巨人が「競合辞さず」の構えで即戦力投手を1位指名する。6日、東京・大手町の球団事務所でスカウト会議を開き、20日のドラフト会議の1位指名候補を6投手に絞った。大学生は創価大・田中正義、桜美林大・佐々木千隼、明大・柳裕也(いずれも4年)高校生は履正社・寺島成輝、横浜・藤平尚真、作新学院・今井達也(いずれも3年)の名前が挙がった。

 中でも球団内の評価を二分するとみられるのが156キロ右腕の田中とリーグ戦で53回連続無失点の佐々木だ。複数球団が競合する可能性が高い。

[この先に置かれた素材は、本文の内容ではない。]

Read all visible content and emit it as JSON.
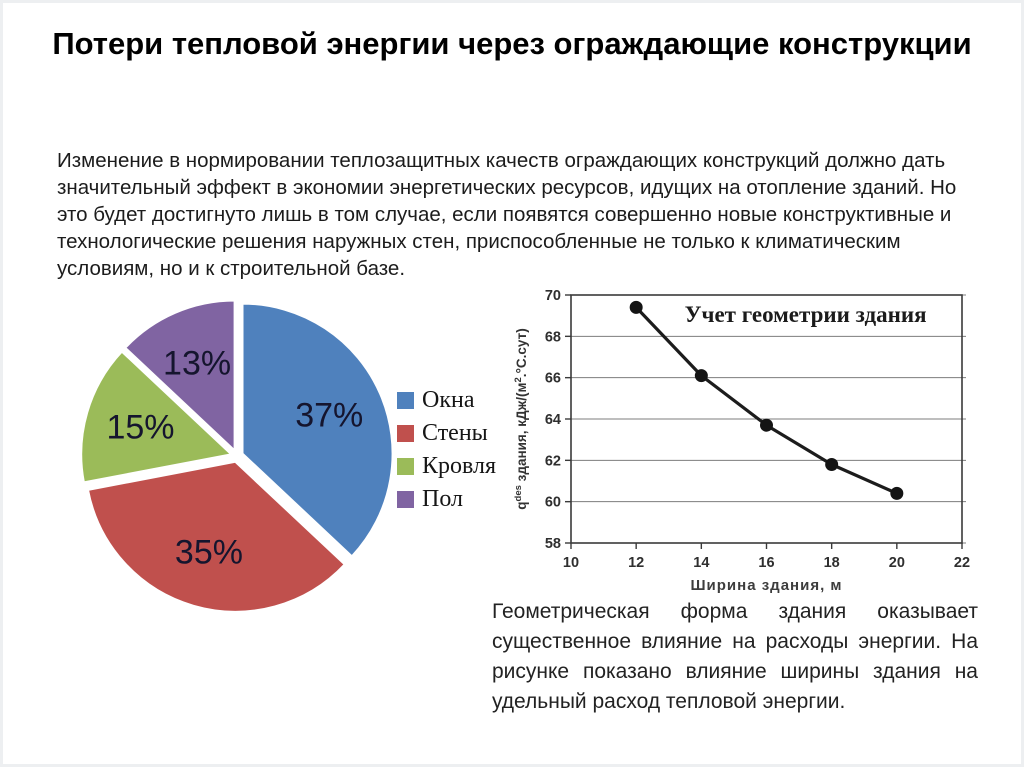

巨人は近年は単独指名で堅実な戦略を取ることが多かったが、山下スカウト部長は「一番すぐ戦力になる投手に行く。どこに行っても競合する可能性はある」と断言。3球団以上の争奪戦に加わったのは、計5球団競合の07年高校生ドラフトの由規、同年大学・社会人ドラフトで6球団の大場、3球団の篠田以来となる。

 右肩痛から復調しつつある田中は山下スカウト部長も「秋は本来の投球に近い。力的にはトップクラス」とスケールの大きさを感じる。一方で152キロ右腕の佐々木は変化球も含めた総合力で評価が上昇しており、即戦力のニーズにマッチする。18、19日の最終会議で筆頭候補を絞るが、田中、佐々木が両軸になりそうだ。